Transocean posted operating income of $742.0 million during the quarter, down 8.5% from $811.0 million in third-quarter 2012.
Total operating and maintenance expenses increased 12.9% to $1,491.0 million.
Dayrates & Utilization
Total average dayrates have increased to $392,400 in the reported quarter as compared to $376,200 in the third quarter of 2012. The improvement can be attributed to higher dayrates from all classes of contracted rigs.
Overall fleet utilization was 83%, up from the year-ago utilization rate of 80%.
Capital Expenditure & Balance Sheet
Capital expenditures during the quarter totaled $450.0 million.
As of Sep 30, 2013, Transocean had cash and cash equivalents of $3,559.0 million and long-term debt of $10,388.0 million (representing a debt-to-capitalization ratio of approximately 39.0%).
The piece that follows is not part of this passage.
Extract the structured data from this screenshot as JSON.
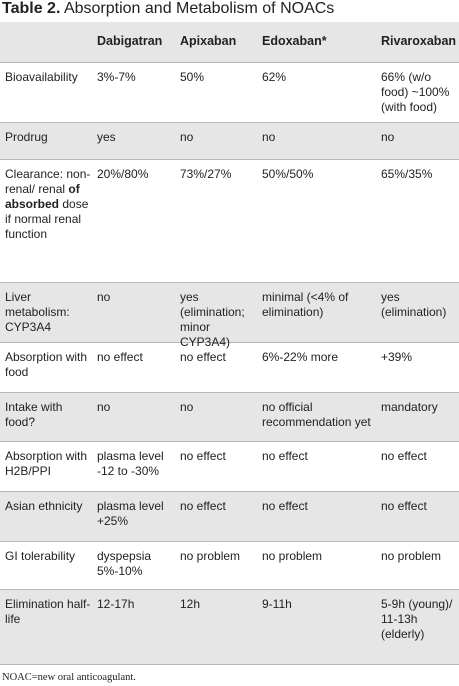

In a separate press release, Transocean reported that it has entered into a deal with Keppel FELS Limited.
Per the agreement, Keppel will manufacture five Super B 400 Bigfoot Class jackup drilling rigs at its shipyard. Transocean anticipated total cost to be roughly $1.2 billion.
Transocean expects the delivery of the first rig by the first quarter of 2016, while the rest of the four rigs will be delivered at an interval of four months.
Transocean generates a substantial portion of its total revenue and earnings from international markets, exposing itself to risks associated with global operations.
Moreover, while Transocean has settled a host of civil/criminal claims associated with the 2010 Deepwater Horizon rig disaster, it can still be held responsible for certain punitive damages and required to pay compensation.
Transocean currently retains a Zacks Rank #4 (Sell), implying that it is expected to underperform the broader U.S. equity market over the next one to three months.
Meanwhile, one can look at better performing oil and gas drilling firms like Ocean Rig UDW Inc. (ORIG), Helmerich & Payne Inc. (HP) and Tesco Corporation (TESO) that offer value. Ocean Rig sports a Zacks Rank #1 (Strong Buy) while Helmerich & Payne and Tesco carry a Zacks Rank #2 (Buy).